Hagemann's ester
- Names: Preferred IUPAC name Ethyl 2-methyl-4-oxocyclohex-2-ene-1-carboxylate

Identifiers
- CAS Number: 487-51-4;
- 3D model (JSmol): Interactive image;
- ChEMBL: ChEMBL84047^{ [EMBL]};
- ChemSpider: 71353;
- ECHA InfoCard: 100.006.962
- EC Number: 207-657-4;
- PubChem CID: 79020;
- UNII: 5QME6N6BKP;
- CompTox Dashboard (EPA): DTXSID801029631 ;

Properties
- Chemical formula: C_{10}H_{14}O_{3}
- Molar mass: 182.219 g·mol^{−1}
- Density: 1.078 g/mL
- Boiling point: 268 to 272 °C (514 to 522 °F; 541 to 545 K)

= Hagemann's ester =

Hagemann's ester, ethyl 2-methyl-4-oxo-2-cyclohexenecarboxylate, is an organic compound that was first prepared and described in 1893 by German chemist Carl Hagemann. The compound is used in organic chemistry as a reagent in the synthesis of many natural products including sterols, trisporic acids, and terpenoids.

== Preparation ==
=== Hagemann's approach ===
Methylene iodide and two equivalents of ethyl acetoacetate react in the presence of sodium methoxide to form the diethyl ester of 2,4-diacetyl pentane. This precursor is treated with base to induce cyclization. Finally, heat is applied to generate Hagemann's ester.

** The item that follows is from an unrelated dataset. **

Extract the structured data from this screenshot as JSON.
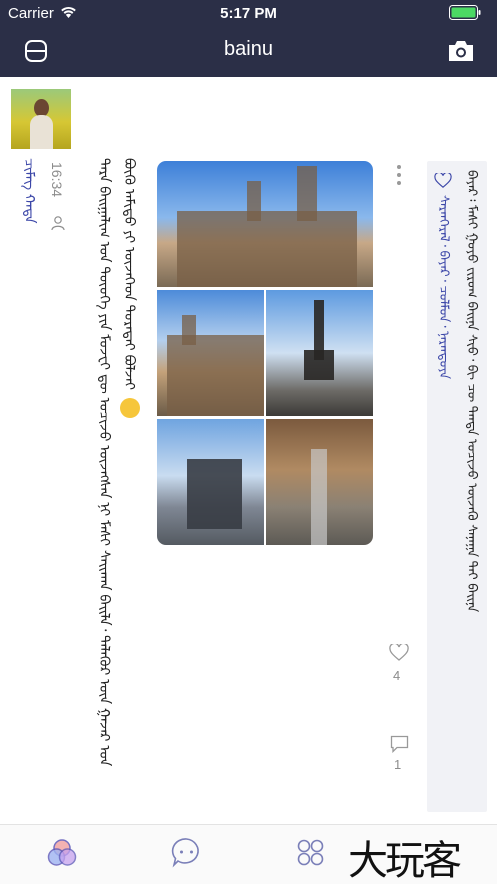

=== Knoevenagel's approach ===
Soon after Hagemann, Emil Knoevenagel described a modified procedure to produce the same intermediate diethyl ester of 2,4-diacetyl pentane using
formaldehyde and two equivalents of ethyl acetoacetate which undergo condensation in the presence of a catalytic amount of piperidine.

=== Newman and Lloyd approach ===
2-Methoxy-1,3-butadiene and ethyl-2-butynoate undergo a Diels-Alder reaction to generate a precursor which is hydrolyzed to obtain Hagemann's ester. By varying the substituents on the butynoate starting material, this approach allows for different C2 alkylated Hagemann's ester derivatives to be synthesized.

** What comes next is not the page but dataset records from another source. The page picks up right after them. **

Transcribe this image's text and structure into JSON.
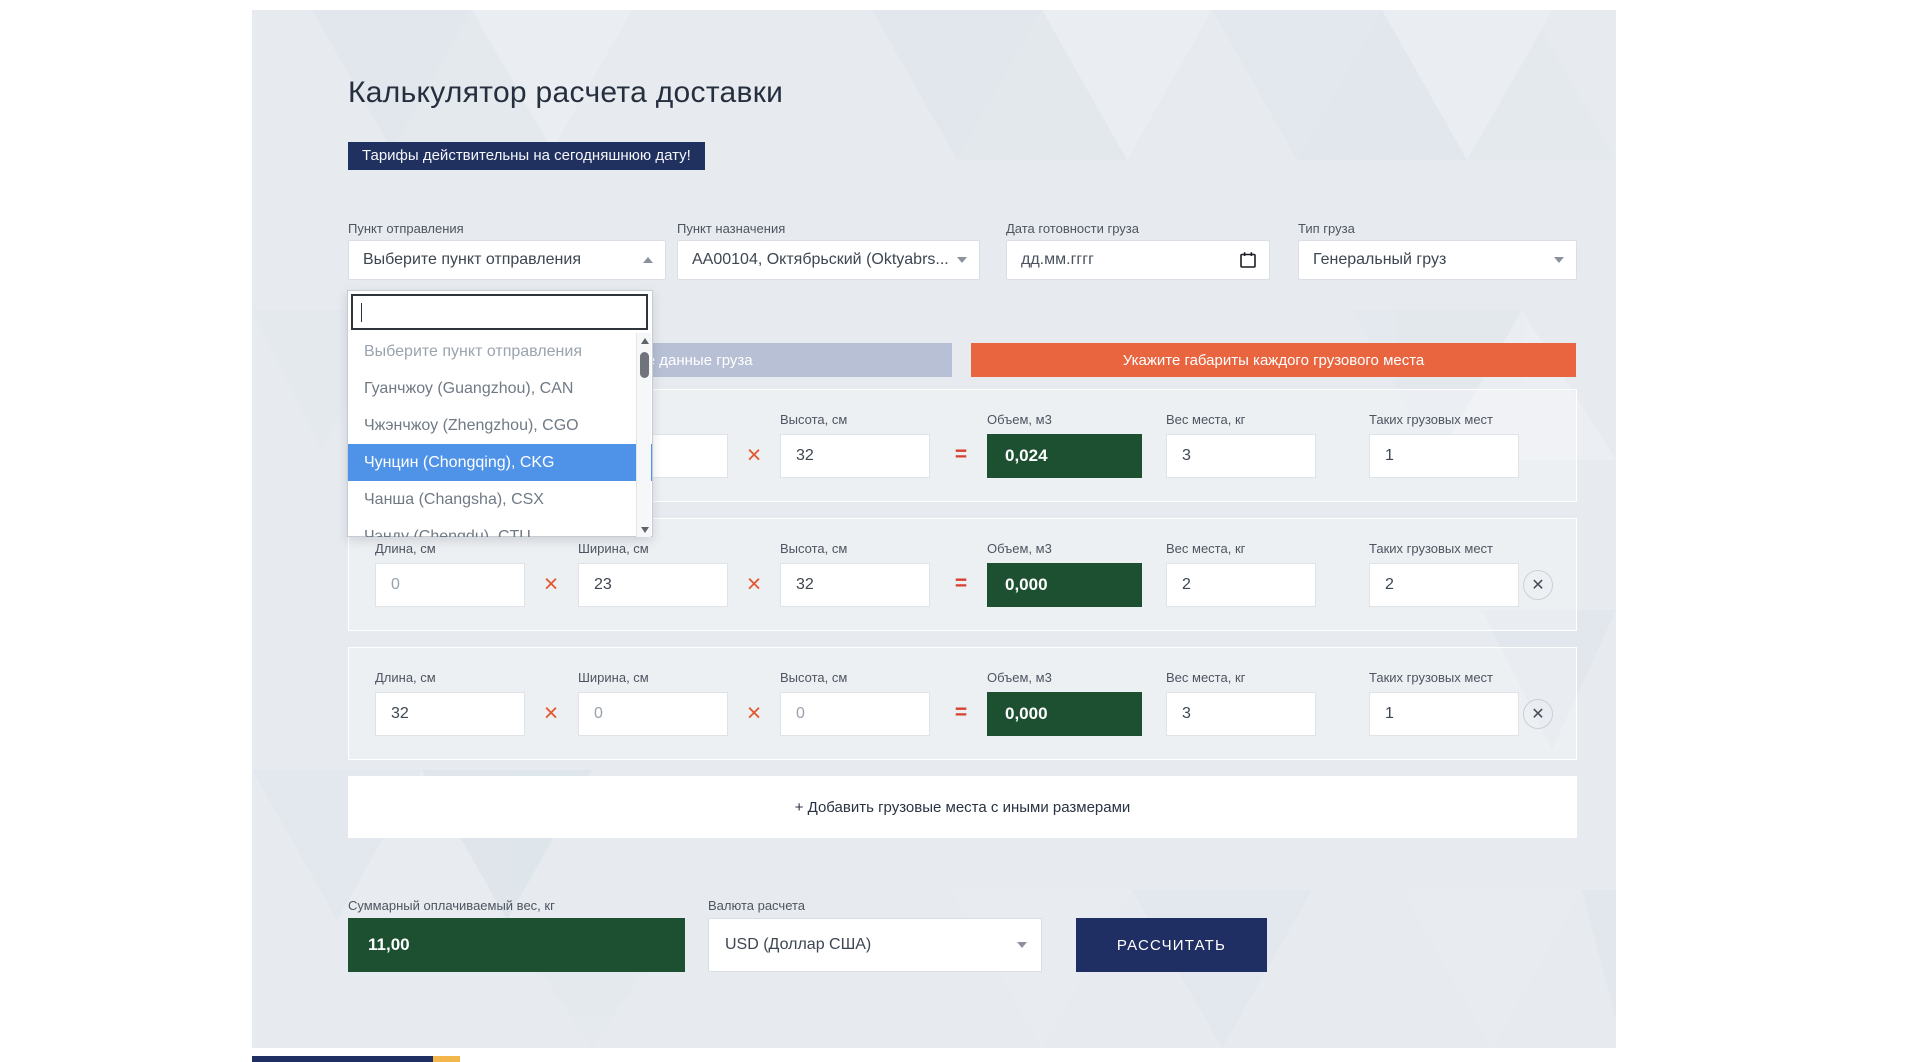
{
  "page": {
    "title": "Калькулятор расчета доставки",
    "badge": "Тарифы действительны на сегодняшнюю дату!"
  },
  "form": {
    "departure": {
      "label": "Пункт отправления",
      "value": "Выберите пункт отправления"
    },
    "destination": {
      "label": "Пункт назначения",
      "value": "AA00104, Октябрьский (Oktyabrs..."
    },
    "ready_date": {
      "label": "Дата готовности груза",
      "placeholder": "дд.мм.гггг"
    },
    "cargo_type": {
      "label": "Тип груза",
      "value": "Генеральный груз"
    }
  },
  "departure_dropdown": {
    "search_value": "",
    "options": [
      {
        "label": "Выберите пункт отправления",
        "state": "placeholder"
      },
      {
        "label": "Гуанчжоу (Guangzhou), CAN",
        "state": "normal"
      },
      {
        "label": "Чжэнчжоу (Zhengzhou), CGO",
        "state": "normal"
      },
      {
        "label": "Чунцин (Chongqing), CKG",
        "state": "highlighted"
      },
      {
        "label": "Чанша (Changsha), CSX",
        "state": "normal"
      },
      {
        "label": "Чэнду (Chengdu), CTU",
        "state": "clipped"
      }
    ]
  },
  "mode_buttons": {
    "general": "Укажите общие данные груза",
    "dimensions": "Укажите габариты каждого грузового места"
  },
  "cargo": {
    "labels": {
      "length": "Длина, см",
      "width": "Ширина, см",
      "height": "Высота, см",
      "volume": "Объем, м3",
      "weight": "Вес места, кг",
      "count": "Таких грузовых мест"
    },
    "rows": [
      {
        "length": "",
        "width": "",
        "height": "32",
        "volume": "0,024",
        "weight": "3",
        "count": "1"
      },
      {
        "length": "0",
        "width": "23",
        "height": "32",
        "volume": "0,000",
        "weight": "2",
        "count": "2"
      },
      {
        "length": "32",
        "width": "0",
        "height": "0",
        "volume": "0,000",
        "weight": "3",
        "count": "1"
      }
    ],
    "multiply_sign": "×",
    "equals_sign": "=",
    "remove_sign": "✕",
    "add_button": "+ Добавить грузовые места с иными размерами"
  },
  "summary": {
    "total_weight": {
      "label": "Суммарный оплачиваемый вес, кг",
      "value": "11,00"
    },
    "currency": {
      "label": "Валюта расчета",
      "value": "USD (Доллар США)"
    },
    "calculate_button": "РАССЧИТАТЬ"
  },
  "colors": {
    "panel_bg": "#e7ebef",
    "accent_navy": "#202f63",
    "accent_orange": "#e8653f",
    "accent_green": "#1d4f31",
    "highlight_blue": "#4f93e8",
    "multiply_red": "#e2572f"
  }
}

=== Mannich and Forneau approach ===
==== Original ====
Methyl vinyl ketone, ethyl acetoacetate, and diethyl-methyl-(3-oxo-butyl)-ammonium iodide react to form a cyclic aldol product. Sodium methoxide is added to generate Hagemann's ester.

==== Variations ====
Methyl vinyl ketone and ethyl acetoacetate undergo aldol cyclization in the presence of catalytic pyrrolidinum acetate or Triton B or sodium ethoxide to produce Hagemann's ester. This variant is a type of Robinson annulation.
==Uses==
Hagemann's ester has been used as a key building block in many syntheses. For example, a key intermediate for the fungal hormone trisporic acid was made by its alkylation and it has been used to make sterols. Other authors have used it in inverse-electron-demand Diels–Alder reactions leading to sesquiterpene dimers or in reactions forming simple derivatives.